Things have been happening so fast and now it is time to slow down. I'm not sure if I like the fact that I have more time, especially for thinking. We have not been left alone in this house since Mike passed away. My older kids, mom, other family members etc, have been either living with us or coming to visit non-stop. That ended today. This morning my mom & Phil took off after a 5 day visit and then I took my son Jeffrey to the ferry to head to Redmond for a few days before heading back to college.

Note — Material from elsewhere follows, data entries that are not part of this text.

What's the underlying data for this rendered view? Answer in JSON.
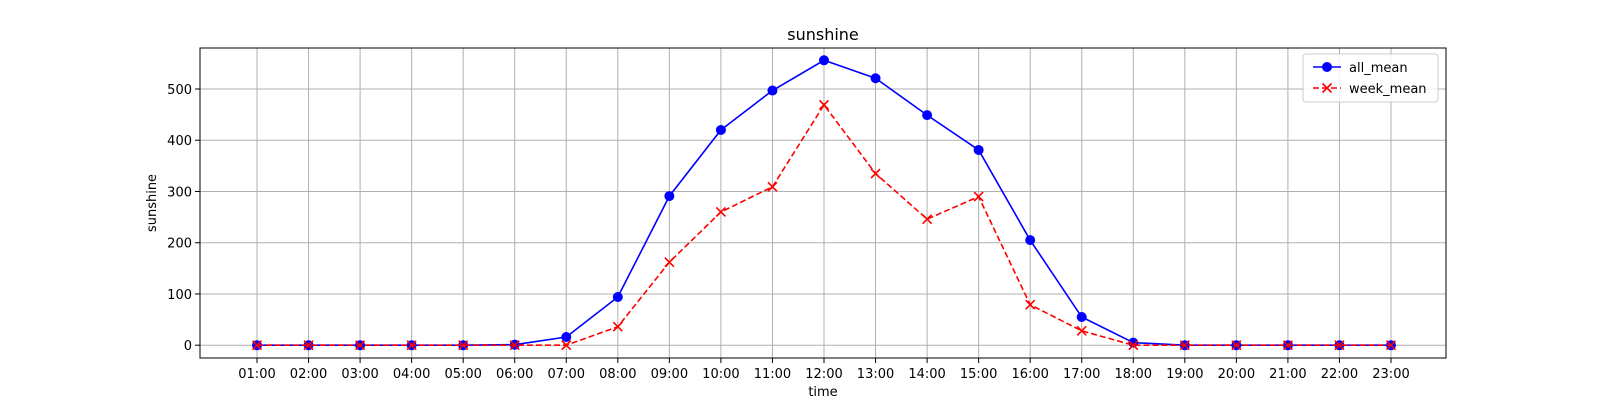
{
  "chart_data": {
    "type": "line",
    "title": "sunshine",
    "xlabel": "time",
    "ylabel": "sunshine",
    "categories": [
      "01:00",
      "02:00",
      "03:00",
      "04:00",
      "05:00",
      "06:00",
      "07:00",
      "08:00",
      "09:00",
      "10:00",
      "11:00",
      "12:00",
      "13:00",
      "14:00",
      "15:00",
      "16:00",
      "17:00",
      "18:00",
      "19:00",
      "20:00",
      "21:00",
      "22:00",
      "23:00"
    ],
    "ylim": [
      -25,
      580
    ],
    "yticks": [
      0,
      100,
      200,
      300,
      400,
      500
    ],
    "grid": true,
    "legend_position": "top-right",
    "series": [
      {
        "name": "all_mean",
        "color": "#0000ff",
        "line_style": "solid",
        "marker": "circle",
        "values": [
          0,
          0,
          0,
          0,
          0,
          1,
          16,
          94,
          291,
          420,
          497,
          556,
          521,
          449,
          381,
          205,
          55,
          5,
          0,
          0,
          0,
          0,
          0
        ]
      },
      {
        "name": "week_mean",
        "color": "#ff0000",
        "line_style": "dashed",
        "marker": "x",
        "values": [
          0,
          0,
          0,
          0,
          0,
          0,
          0,
          36,
          162,
          260,
          309,
          469,
          335,
          246,
          290,
          79,
          28,
          0,
          0,
          0,
          0,
          0,
          0
        ]
      }
    ]
  }
}
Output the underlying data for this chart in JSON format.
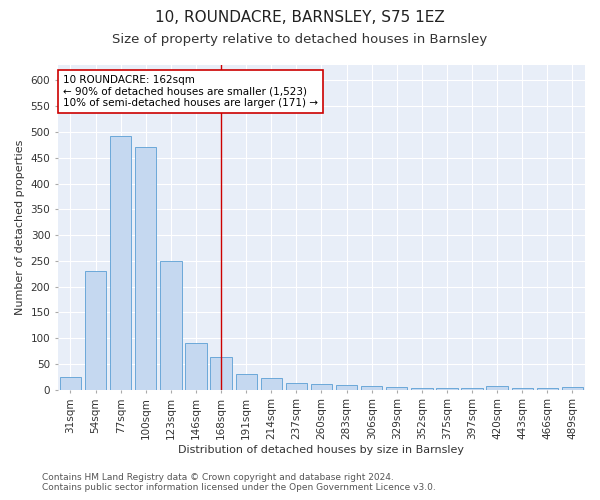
{
  "title1": "10, ROUNDACRE, BARNSLEY, S75 1EZ",
  "title2": "Size of property relative to detached houses in Barnsley",
  "xlabel": "Distribution of detached houses by size in Barnsley",
  "ylabel": "Number of detached properties",
  "categories": [
    "31sqm",
    "54sqm",
    "77sqm",
    "100sqm",
    "123sqm",
    "146sqm",
    "168sqm",
    "191sqm",
    "214sqm",
    "237sqm",
    "260sqm",
    "283sqm",
    "306sqm",
    "329sqm",
    "352sqm",
    "375sqm",
    "397sqm",
    "420sqm",
    "443sqm",
    "466sqm",
    "489sqm"
  ],
  "values": [
    25,
    231,
    492,
    471,
    249,
    90,
    63,
    30,
    22,
    12,
    11,
    10,
    7,
    5,
    4,
    4,
    3,
    7,
    3,
    3,
    6
  ],
  "bar_color": "#c5d8f0",
  "bar_edge_color": "#5a9fd4",
  "vline_x": 6.0,
  "annotation_text_line1": "10 ROUNDACRE: 162sqm",
  "annotation_text_line2": "← 90% of detached houses are smaller (1,523)",
  "annotation_text_line3": "10% of semi-detached houses are larger (171) →",
  "vline_color": "#cc0000",
  "annotation_box_facecolor": "#ffffff",
  "annotation_box_edgecolor": "#cc0000",
  "ylim": [
    0,
    630
  ],
  "yticks": [
    0,
    50,
    100,
    150,
    200,
    250,
    300,
    350,
    400,
    450,
    500,
    550,
    600
  ],
  "footer_line1": "Contains HM Land Registry data © Crown copyright and database right 2024.",
  "footer_line2": "Contains public sector information licensed under the Open Government Licence v3.0.",
  "fig_facecolor": "#ffffff",
  "ax_facecolor": "#e8eef8",
  "grid_color": "#ffffff",
  "title1_fontsize": 11,
  "title2_fontsize": 9.5,
  "axis_label_fontsize": 8,
  "tick_fontsize": 7.5,
  "annotation_fontsize": 7.5,
  "footer_fontsize": 6.5,
  "ylabel_color": "#333333",
  "tick_color": "#333333"
}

I didn't think it would be that difficult, but I was close to tears the hour long drive back from the ferry. I tried to call a few friends but it was to hard to talk. I wanted to listen to the radio but the songs where to hard to listen to. I didn't want to think about the future. Suddenly I felt like all this weight was on my shoulders because I am the only adult in the house. If something breaks I have to get it fixed; if there is a problem I have to find the solution; if we get scared...I have to be the brave one. Alone. I really don't like that word. In a way, I couldn't wait to be here by myself in the daytime so I could get lots of stuff done. I still have so much stuff to go through. Rachel is only 15 so she is home after school. She is a great friend to have here right now. I have always been blessed with great kids that have been my friends too. By the way, thanks to wonderful friends who call or write for no reason other then to talk and check up on me. I appreciate it. You are all lifesavers.
But I wasn't expecting these overwhelming emotional feelings to hit me this quickly. I have just wanted to cry all day. I try to be strong for the kids and others, but this time I think I will have to just go cry on Rachel's shoulder. It's my turn.
I miss my grandson too. He was such a joy and blessing to have around.